Nesta 14a Jornada de Agroecologia reafirmamos a exigência:
- Da garantia do direito a terra e ao território aos povos indígenas, quilombolas,
camponeses e povos e comunidades tradicionais como condição primeira para
avançar no projeto popular agroecológico e soberano para a agricultura.
- De assentar todas as famílias acampadas;
- De garantir o acesso à terra especialmente aos jovens e às mulheres como
condição fundamental de permanência no campo;
- De garantir aos jovens e mulheres acesso às políticas públicas: educação,
cultura, moradia, saúde, esporte, lazer, previdência, crédito, e combate à
violência.
- De melhorar, ampliar e qualificar o Plano Nacional de Agroecologia e
Produção Orgânica, efetivar o PLANAPO como um programa estruturante da
agroecologia, sendo necessário a imediata criação de um fundo específico para
Agroecologia e a implementação imediata do PRONARA;
- De Reestruturar o Programa de Aquisição de Alimentos, em diálogo com
ampla representação de movimentos sociais do campo, especialmente com a
eliminação dos entraves burocráticos, que bloqueiam o acesso dos povos e
comunidades tradicionais e camponeses, ao programa;
- De garantir a permanência e a ampliação do Programa Nacional de
Alimentação Escolar;
- De combater a violência, a ameaça e a criminalização de movimentos sociais
e lideranças.
- Destacamos a conquista que representa o PAA-Sementes, no sentido de
proteger a agrobiodiversidade e os saberes associados, como patrimônio
nacional, sendo prioritária a viabilização dos recursos orçamentários e a sua
desburocratização.
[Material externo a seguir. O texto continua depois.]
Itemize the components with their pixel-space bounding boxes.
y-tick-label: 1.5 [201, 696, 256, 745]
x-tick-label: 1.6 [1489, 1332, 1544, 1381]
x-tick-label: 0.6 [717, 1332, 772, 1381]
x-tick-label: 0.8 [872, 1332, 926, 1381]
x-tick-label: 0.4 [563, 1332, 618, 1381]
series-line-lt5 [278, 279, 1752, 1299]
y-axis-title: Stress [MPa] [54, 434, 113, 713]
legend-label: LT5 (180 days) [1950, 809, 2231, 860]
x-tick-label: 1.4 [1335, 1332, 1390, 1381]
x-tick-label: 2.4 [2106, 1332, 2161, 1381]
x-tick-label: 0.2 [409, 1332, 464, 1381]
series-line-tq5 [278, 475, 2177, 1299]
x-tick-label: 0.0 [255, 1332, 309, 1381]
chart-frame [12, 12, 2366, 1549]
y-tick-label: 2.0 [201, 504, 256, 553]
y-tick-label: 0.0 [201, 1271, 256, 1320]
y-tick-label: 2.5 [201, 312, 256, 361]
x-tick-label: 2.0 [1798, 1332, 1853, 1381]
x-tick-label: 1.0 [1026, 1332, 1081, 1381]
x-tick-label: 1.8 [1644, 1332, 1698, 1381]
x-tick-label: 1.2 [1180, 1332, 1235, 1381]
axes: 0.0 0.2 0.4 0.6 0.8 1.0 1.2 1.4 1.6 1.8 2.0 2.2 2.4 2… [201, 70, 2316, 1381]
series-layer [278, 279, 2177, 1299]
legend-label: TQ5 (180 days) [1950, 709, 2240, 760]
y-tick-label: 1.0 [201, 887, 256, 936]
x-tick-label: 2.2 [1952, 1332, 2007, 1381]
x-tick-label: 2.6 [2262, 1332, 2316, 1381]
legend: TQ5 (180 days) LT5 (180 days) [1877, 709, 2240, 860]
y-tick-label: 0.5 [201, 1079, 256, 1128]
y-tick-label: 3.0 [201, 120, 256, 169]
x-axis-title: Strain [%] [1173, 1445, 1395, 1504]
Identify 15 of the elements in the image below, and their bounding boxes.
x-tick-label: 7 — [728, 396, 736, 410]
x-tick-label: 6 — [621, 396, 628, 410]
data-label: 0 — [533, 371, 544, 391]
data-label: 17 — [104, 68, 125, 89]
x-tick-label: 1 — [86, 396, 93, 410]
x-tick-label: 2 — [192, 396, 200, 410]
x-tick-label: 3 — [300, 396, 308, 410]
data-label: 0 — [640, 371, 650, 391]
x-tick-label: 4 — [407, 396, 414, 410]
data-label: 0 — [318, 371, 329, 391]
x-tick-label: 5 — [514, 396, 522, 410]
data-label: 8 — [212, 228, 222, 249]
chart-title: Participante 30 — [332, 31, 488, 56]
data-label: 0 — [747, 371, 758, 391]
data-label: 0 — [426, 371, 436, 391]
Saudamos a adoção da aquisição de alimentos pelas
3compras institucionais, garantindo o mínimo de 30% de alimentos oriundos da
agricultura familiar.
- Destacamos o repúdio ao fechamento das escolas públicas do campo e
exigimos seja garantida a manutenção, fortalecimento e ampliação da rede de
Escolas Públicas de Educação no campo;
- Repudiamos o desenvolvimento de projetos de empresas privadas,
corporações transnacionais, a exemplo da Syngenta e Souza Cruz, que
estimulam o uso de agrotóxicos nas escolas públicas;
- Exigimos a garantia dos recursos necessários através do INCRA/PRONERA
para viabilizar a rede de escolas do campo, cursos técnicos e superiores de
agroecologia e outras áreas do conhecimento.
Mulheres e homens, jovens e crianças participantes desta 14a Jornada de
Agroecologia nos somamos às forças progressistas da sociedade brasileira que
se posicionam na defesa da democracia, que resistem às movimentações
golpistas e que lutam:
- Por uma ampla reforma democrática do sistema político brasileiro, sem o
financiamento empresarial de campanha;
- Defesa do petróleo como riqueza do povo brasileiro;
- Contra a redução da maioridade penal;
- Pela taxação de grandes fortunas;
- Pela democratização da mídia e dos meios de comunicação;
- Contra a terceirização e pela manutenção dos direitos constitucionais
assegurados – nem um direito a menos!
Praticamos a Agroecologia como uma contribuição à superação das crises
econômica, política, social e ambiental. A luta pela agroecologia é uma
necessidade para a sobrevivência da humanidade, não é uma luta somente de
agricultores e agricultoras, é uma luta de todos e todas!
Irati, Paraná, Brasil, 24 de Julho de 2015.
Plenária da 14a Jornada de Agroecologia!